East Tennessee State University’s peripatetic president has preached the gospel of community partnerships since he set foot on campus four years ago. For most of that time, the youthful leader has been weaving a subtext into that gospel: public higher education is changing, radically, and institutions and their surrounding communities must change with it or risk stagnation or decline.
With state support making up an ever-smaller share of their budgets, Noland has said, public universities must become more like private ones in how they recruit students, procure private support and focus on measurables like graduation rates and preparing students for successful careers.
Now, the state’s higher education bureaucracy appears on the cusp of changes that could further unleash the transitions Noland’s been talking about – and wouldn’t you know, he’s playing an important role in the process. Noland is the only president of a Tennessee Board of Regents school serving on a working group charged with hammering out details of the Focus 2016 Act, which, if passed, will remove ETSU and the other non UT-system universities from under TBR oversight and devolve significant decision-making power to regional boards.
It’s similar to processes that have occurred or are in motion in many states, including West Virginia, a state where Noland served as chancellor for higher education prior to his current job. The act provides an opportunity for which Noland has been preparing ETSU for several years now – greater regional autonomy.
“Campuses want the autonomy and the flexibility to manage their operations, states want to ensure that those campuses are held accountable to meeting big statewide goals,” Noland said in late January. Campuses appear about to get what they want, and Noland is bullish on the possibilities for ETSU and the region. He said the chance to create a regional governing board from whole cloth, combined with significantly more decision-making autonomy, “is empowering.” Under the current bureaucracy, issues as small as parking fee policies are made off-campus.
“What the change does to provide local governance is that it ensures that campuses are in line with the business and industry needs of their regions,” Noland said. “The primary purpose of ETSU is to improve the quality of life of the people in this region. And the presence of a local board, I think, further strengthens that mission.”
Philosophically, Noland doesn’t care for the erosion of state support for higher education, as he said in no uncertain terms in a wide-ranging June 2014 interview.
“I think it’s beyond unfortunate, it’s downright sad that we no longer view higher education as a public benefit,” he said. “Higher education has increasingly been viewed as a private good.”
Then as now, though, Noland was a realist, and he has been hard at the groundwork to position ETSU to thrive under the continued changes. That work has included partnering with regional communities on everything from football and the performing arts to museums and facilities usage. It’s all aimed at backfilling the void left by dwindling state funding at the same time the university is remade into the kind of “destination campus” that can attract promising students from across Tennessee and the Southeast.
“We have to differentiate ourselves in the marketplace,” Noland said in the 2014 interview. “If the only reason students are coming to your institution is because it’s close and cheap, sooner or later there’s going to be something closer and there’s going to be something cheaper.”

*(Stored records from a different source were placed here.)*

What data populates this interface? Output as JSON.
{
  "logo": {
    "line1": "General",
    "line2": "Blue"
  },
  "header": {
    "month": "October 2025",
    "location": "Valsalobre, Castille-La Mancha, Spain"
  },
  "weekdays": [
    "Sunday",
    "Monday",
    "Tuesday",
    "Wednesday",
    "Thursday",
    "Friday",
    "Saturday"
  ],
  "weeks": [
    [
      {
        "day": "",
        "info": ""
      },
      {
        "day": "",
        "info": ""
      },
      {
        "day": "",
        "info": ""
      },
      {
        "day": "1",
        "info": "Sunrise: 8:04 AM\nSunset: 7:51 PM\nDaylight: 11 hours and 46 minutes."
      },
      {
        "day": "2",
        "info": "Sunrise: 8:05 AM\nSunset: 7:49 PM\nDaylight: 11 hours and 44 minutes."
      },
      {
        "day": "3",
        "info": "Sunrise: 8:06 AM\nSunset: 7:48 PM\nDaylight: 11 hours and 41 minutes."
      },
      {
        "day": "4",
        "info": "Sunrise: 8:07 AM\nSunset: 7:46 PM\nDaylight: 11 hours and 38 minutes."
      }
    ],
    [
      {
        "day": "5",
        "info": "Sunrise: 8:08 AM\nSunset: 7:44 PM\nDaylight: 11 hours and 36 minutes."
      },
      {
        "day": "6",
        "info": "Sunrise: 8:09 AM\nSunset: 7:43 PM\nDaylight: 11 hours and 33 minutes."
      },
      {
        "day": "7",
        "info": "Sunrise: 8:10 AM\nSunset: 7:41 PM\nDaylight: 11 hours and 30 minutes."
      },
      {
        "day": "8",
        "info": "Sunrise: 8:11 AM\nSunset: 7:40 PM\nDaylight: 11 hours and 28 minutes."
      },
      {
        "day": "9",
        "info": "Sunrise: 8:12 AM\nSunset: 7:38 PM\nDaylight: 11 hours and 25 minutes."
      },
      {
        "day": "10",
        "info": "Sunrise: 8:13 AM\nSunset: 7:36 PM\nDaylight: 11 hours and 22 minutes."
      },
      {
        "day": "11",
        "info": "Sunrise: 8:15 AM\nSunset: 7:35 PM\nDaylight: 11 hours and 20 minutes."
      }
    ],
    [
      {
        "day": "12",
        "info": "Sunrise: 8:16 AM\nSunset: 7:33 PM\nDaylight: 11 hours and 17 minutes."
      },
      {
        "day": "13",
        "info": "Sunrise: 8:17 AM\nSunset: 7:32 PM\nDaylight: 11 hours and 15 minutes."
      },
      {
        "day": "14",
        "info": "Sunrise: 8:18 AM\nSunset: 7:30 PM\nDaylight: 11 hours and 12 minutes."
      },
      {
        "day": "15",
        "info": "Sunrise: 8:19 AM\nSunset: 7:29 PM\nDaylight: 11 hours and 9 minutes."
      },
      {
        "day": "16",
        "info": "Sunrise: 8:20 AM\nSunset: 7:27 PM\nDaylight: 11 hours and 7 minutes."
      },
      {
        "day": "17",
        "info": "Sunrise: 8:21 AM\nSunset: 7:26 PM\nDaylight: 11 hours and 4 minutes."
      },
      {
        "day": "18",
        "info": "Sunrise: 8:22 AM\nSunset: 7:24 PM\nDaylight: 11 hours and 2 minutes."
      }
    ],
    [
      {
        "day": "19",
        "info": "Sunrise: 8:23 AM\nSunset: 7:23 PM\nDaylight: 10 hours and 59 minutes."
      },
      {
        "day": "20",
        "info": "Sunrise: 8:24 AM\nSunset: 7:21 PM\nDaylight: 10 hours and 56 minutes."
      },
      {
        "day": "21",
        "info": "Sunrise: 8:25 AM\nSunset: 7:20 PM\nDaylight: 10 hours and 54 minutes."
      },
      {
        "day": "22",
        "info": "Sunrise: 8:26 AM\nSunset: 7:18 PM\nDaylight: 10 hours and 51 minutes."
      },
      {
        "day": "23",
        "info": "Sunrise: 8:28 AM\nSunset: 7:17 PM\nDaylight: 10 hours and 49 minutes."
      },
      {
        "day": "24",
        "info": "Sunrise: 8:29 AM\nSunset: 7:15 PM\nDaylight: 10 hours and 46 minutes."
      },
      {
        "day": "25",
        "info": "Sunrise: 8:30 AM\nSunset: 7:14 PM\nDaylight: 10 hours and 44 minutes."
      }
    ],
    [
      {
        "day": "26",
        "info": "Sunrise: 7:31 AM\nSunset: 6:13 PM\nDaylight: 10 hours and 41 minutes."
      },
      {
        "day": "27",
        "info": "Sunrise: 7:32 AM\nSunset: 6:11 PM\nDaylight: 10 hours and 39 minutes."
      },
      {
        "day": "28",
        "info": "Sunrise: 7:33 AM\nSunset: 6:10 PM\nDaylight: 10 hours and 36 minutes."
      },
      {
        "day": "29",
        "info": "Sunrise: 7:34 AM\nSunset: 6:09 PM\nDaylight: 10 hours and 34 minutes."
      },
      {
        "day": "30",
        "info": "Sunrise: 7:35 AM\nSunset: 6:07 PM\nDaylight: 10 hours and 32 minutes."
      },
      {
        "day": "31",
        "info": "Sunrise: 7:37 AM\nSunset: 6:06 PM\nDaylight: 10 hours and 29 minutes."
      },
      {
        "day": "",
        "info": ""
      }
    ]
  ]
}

Students come because of experience, quality of faculty and return on investment, Noland said. ETSU has to offer all three at a level of excellence that is recognized and draws students there instead of to competitor schools.
“The question we’re facing is, ‘how do we as an institution strategically align our resources so that we grow our programs, we invest in our faculty, and we continue to demonstrate to students the return on their investment of an ETSU degree?’”
The intervening 18 months have only served to underscore Noland’s points. He has spent those months continuing to push the envelope on local partnerships, while preaching that they’ll benefit both ETSU and the region. Tennessee Promise has drained some students from ETSU’s traditional pool. The university has picked up students from out of state, and seen the average ACT scores of its incoming freshmen rise.
So if you’re a regional business leader, expect to see more of Brian Noland in the coming months. Prepare to be tapped (or know someone who is) for a regional board that will be instrumental in the outcome of the greater risk/reward opportunities the new paradigm brings.
“Change is perilous,” Noland said in January, “and there is a lot of change that’s all occurring simultaneously, but if this is managed well … we really have a chance to do something special.”